Personal information
- Full name: Lars Daniel Björkman
- Date of birth: 21 February 1993 (age 32)
- Place of birth: Falun, Sweden
- Height: 1.84 m (6 ft 0 in)
- Position(s): Centre-back

Team information
- Current team: BK Forward
- Number: 8

Youth career
- Samuelsdals IF
- IK Brage

Senior career*
- Years: Team / Apps / (Gls)
- 2012–2014: IK Brage / 16 / (0)
- 2015–2018: BK Forward / 66 / (4)
- 2019–2020: Örebro SK / 13 / (0)
- 2021: KÍ / 10 / (1)
- 2022–: BK Forward / 31 / (1)

= Daniel Björkman =

Swedish footballer (born 1993)

Lars Daniel Björkman (born 21 February 1993) is a Swedish footballer who plays as a centre-back for Division 2 club BK Forward. He has previously played for KÍ, Örebro SK, and IK Brage.

==Career==
Björkman started his football career with Samuelsdals IF in Falun. In 2012, he moved to IK Brage, before joining Örebro-based club BK Forward in 2015.
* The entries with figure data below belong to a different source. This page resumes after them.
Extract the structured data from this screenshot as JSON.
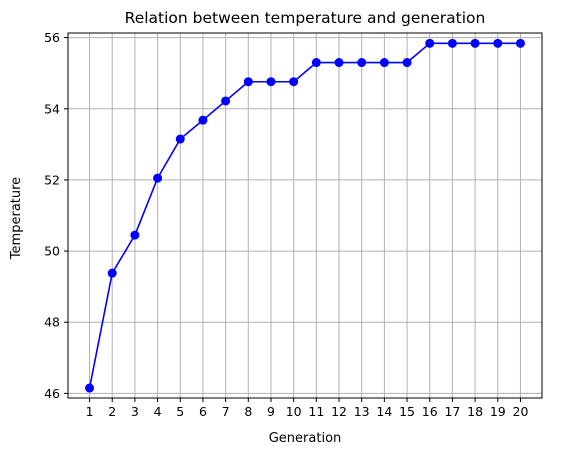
{
  "chart_data": {
    "type": "line",
    "title": "Relation between temperature and generation",
    "xlabel": "Generation",
    "ylabel": "Temperature",
    "x": [
      1,
      2,
      3,
      4,
      5,
      6,
      7,
      8,
      9,
      10,
      11,
      12,
      13,
      14,
      15,
      16,
      17,
      18,
      19,
      20
    ],
    "series": [
      {
        "values": [
          46.15,
          49.38,
          50.45,
          52.05,
          53.15,
          53.68,
          54.22,
          54.76,
          54.76,
          54.76,
          55.3,
          55.3,
          55.3,
          55.3,
          55.3,
          55.84,
          55.84,
          55.84,
          55.84,
          55.84
        ],
        "color": "#0000ff",
        "marker": "circle"
      }
    ],
    "xticks": [
      "1",
      "2",
      "3",
      "4",
      "5",
      "6",
      "7",
      "8",
      "9",
      "10",
      "11",
      "12",
      "13",
      "14",
      "15",
      "16",
      "17",
      "18",
      "19",
      "20"
    ],
    "yticks": [
      46,
      48,
      50,
      52,
      54,
      56
    ],
    "xlim": [
      0.05,
      20.95
    ],
    "ylim": [
      45.87,
      56.13
    ],
    "grid": true
  }
}
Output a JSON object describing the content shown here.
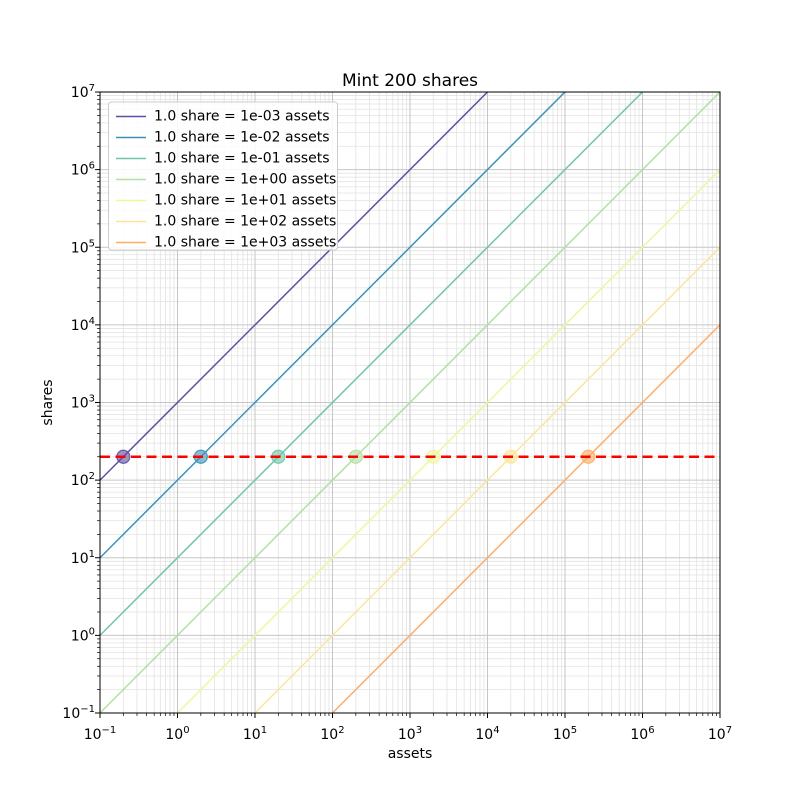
{
  "figure": {
    "background": "#ffffff"
  },
  "chart_data": {
    "type": "line",
    "title": "Mint 200 shares",
    "xlabel": "assets",
    "ylabel": "shares",
    "xscale": "log",
    "yscale": "log",
    "xlim": [
      0.1,
      10000000
    ],
    "ylim": [
      0.1,
      10000000
    ],
    "x_tick_exponents": [
      -1,
      0,
      1,
      2,
      3,
      4,
      5,
      6,
      7
    ],
    "y_tick_exponents": [
      -1,
      0,
      1,
      2,
      3,
      4,
      5,
      6,
      7
    ],
    "grid": {
      "which": "both",
      "major_color": "#c6c6c6",
      "minor_color": "#e2e2e2"
    },
    "legend": {
      "position": "upper left",
      "frame_color": "#cccccc",
      "background": "rgba(255,255,255,0.85)"
    },
    "series": [
      {
        "label": "1.0 share = 1e-03 assets",
        "assets_per_share": 0.001,
        "color": "#5e4fa2",
        "marker": {
          "assets": 0.2,
          "shares": 200
        }
      },
      {
        "label": "1.0 share = 1e-02 assets",
        "assets_per_share": 0.01,
        "color": "#3a92b8",
        "marker": {
          "assets": 2,
          "shares": 200
        }
      },
      {
        "label": "1.0 share = 1e-01 assets",
        "assets_per_share": 0.1,
        "color": "#70c6a5",
        "marker": {
          "assets": 20,
          "shares": 200
        }
      },
      {
        "label": "1.0 share = 1e+00 assets",
        "assets_per_share": 1,
        "color": "#b2e0a2",
        "marker": {
          "assets": 200,
          "shares": 200
        }
      },
      {
        "label": "1.0 share = 1e+01 assets",
        "assets_per_share": 10,
        "color": "#edf79d",
        "marker": {
          "assets": 2000,
          "shares": 200
        }
      },
      {
        "label": "1.0 share = 1e+02 assets",
        "assets_per_share": 100,
        "color": "#fee596",
        "marker": {
          "assets": 20000,
          "shares": 200
        }
      },
      {
        "label": "1.0 share = 1e+03 assets",
        "assets_per_share": 1000,
        "color": "#fdae61",
        "marker": {
          "assets": 200000,
          "shares": 200
        }
      }
    ],
    "hline": {
      "shares": 200,
      "color": "#ff0000",
      "linestyle": "dashed",
      "linewidth": 2.5
    }
  }
}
After strong performances in 2018, several clubs showed interest. Björkman had trials with AIK, IFK Göteborg, and Örebro SK. Eventually, he signed a two-year contract with Örebro SK. In February 2021, Björkman moved to Faroe Islands Premier League club KÍ on a one-year contract. He left the club after his contract expired in December 2021.

In July 2022, Björkman returned to BK Forward.